By modeling disease outcomes from the UK Biobank to predict pseudo-outcomes in the Human Phenotype Project cohort, the authors identified individual biomarkers across gut microbiome, liver ultrasound, and other modalities, recapitulating known biomarkers and revealing less-attested ones, while also identifying systemic and sex-specific biomarkers correlated with many diseases.
Key Findings
Background
Integrating UK Biobank disease models with Human Phenotype Project data enabled identification of biomarkers across multiple modalities not available in large longitudinal cohorts.
The Human Phenotype Project (HPP) contains data modalities not found in the UK Biobank (UKBB), including microbiome, liver ultrasound, and continuous glucose monitoring.

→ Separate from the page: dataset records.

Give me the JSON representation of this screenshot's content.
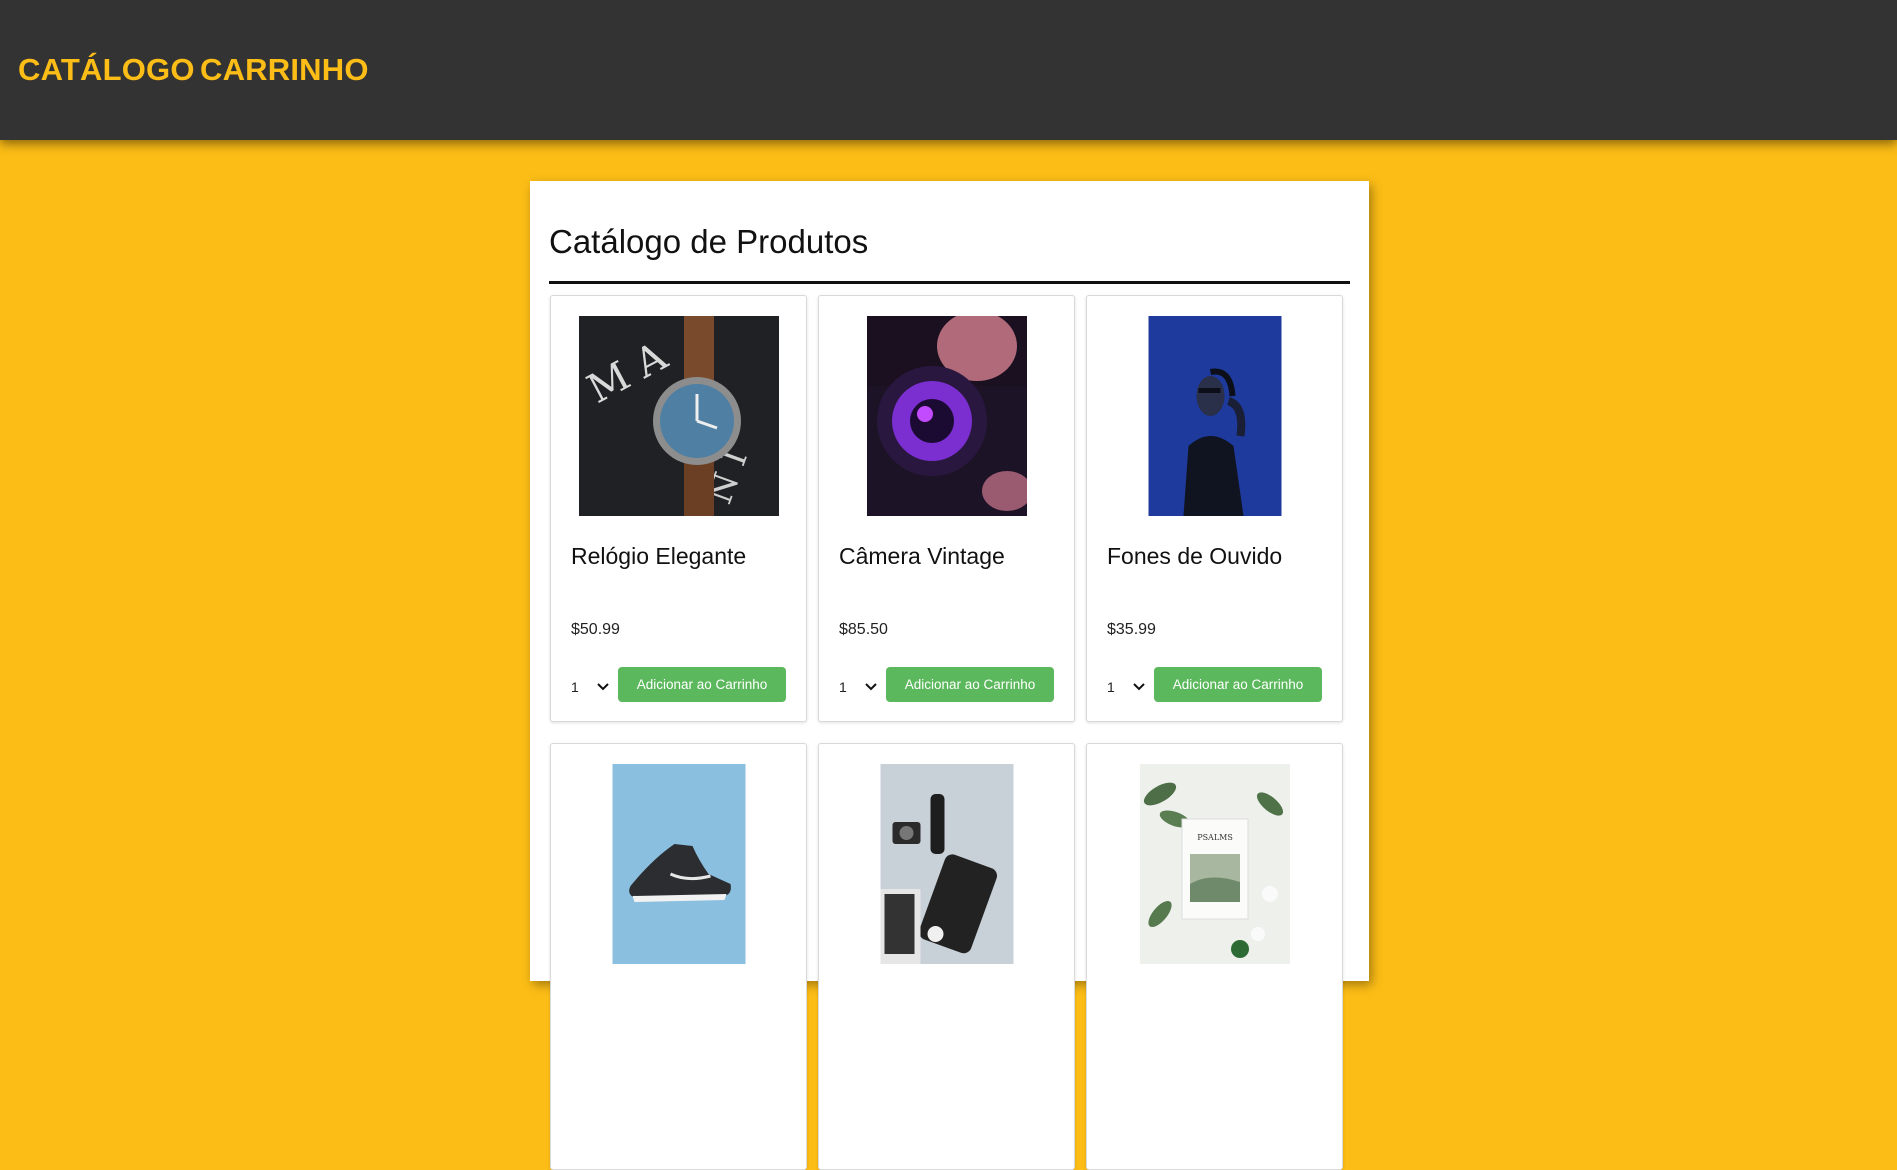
{
  "nav": {
    "catalog_label": "CATÁLOGO",
    "cart_label": "CARRINHO"
  },
  "page": {
    "title": "Catálogo de Produtos"
  },
  "products": [
    {
      "name": "Relógio Elegante",
      "price": "$50.99",
      "qty": "1",
      "button_label": "Adicionar ao Carrinho",
      "image": "wristwatch-photo"
    },
    {
      "name": "Câmera Vintage",
      "price": "$85.50",
      "qty": "1",
      "button_label": "Adicionar ao Carrinho",
      "image": "camera-lens-photo"
    },
    {
      "name": "Fones de Ouvido",
      "price": "$35.99",
      "qty": "1",
      "button_label": "Adicionar ao Carrinho",
      "image": "headphones-woman-photo"
    },
    {
      "image": "sneaker-photo"
    },
    {
      "image": "desk-gadgets-photo"
    },
    {
      "image": "psalms-book-photo",
      "image_text": "PSALMS"
    }
  ],
  "colors": {
    "background": "#fcbd16",
    "topbar": "#333333",
    "nav_text": "#fcbd16",
    "button": "#5cb85c"
  }
}
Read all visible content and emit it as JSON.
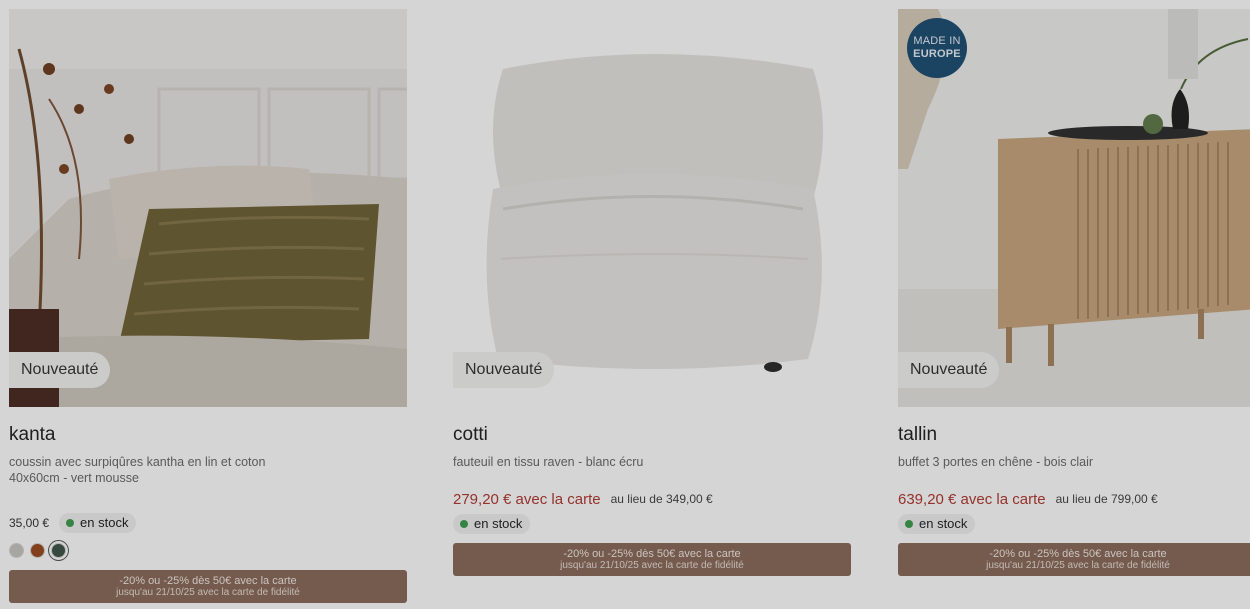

The UKBB provides a much larger cohort and longer follow-up durations with large numbers of disease outcomes already tracked.
Disease outcomes were modeled in the UKBB and used to predict 'pseudo-outcomes' in the HPP, which were then correlated with unique HPP measurements.
The framework enables transfer of knowledge from large longitudinal cohorts to smaller, more deeply phenotyped cohorts.
Results
The pseudo-outcome modeling approach successfully recapitulated known biomarkers across the spectrum of diseases studied.
Known biomarkers were recapitulated 'across the spectrum of diseases studied.'
Biomarkers were identified from gut microbiome, liver ultrasound, and other modalities.
The method also revealed 'less-attested biomarkers in a range of different modalities.'
Results
Multivariate analysis identified the contribution of each measurement modality in predicting each disease pseudo-outcome.
Multivariate analysis was applied to assess the relative contribution of each modality.
Modalities analyzed included gut microbiome, liver ultrasound, continuous glucose monitoring, and others available in the HPP.
This analysis provided 'a broad perspective across the landscape of many diseases through the lens of many modalities.'
Results
Systemic biomarkers correlated with many diseases were identified across the cohort.
The study explicitly identified 'systemic biomarkers correlated with many diseases' as a distinct category of finding.
These systemic biomarkers were identified through correlation with predicted pseudo-outcomes across multiple disease models.
Results
Sex-specific biomarkers with higher correlation to a pseudo-outcome for one sex compared to the other were identified.
The study identified 'sex-specific biomarkers with higher correlation to a pseudo-outcome for one sex as compared to the other.'
Sex-specific biomarkers were identified across the range of disease pseudo-outcomes modeled.
This represents a distinct analytical output of the pseudo-outcome correlation framework.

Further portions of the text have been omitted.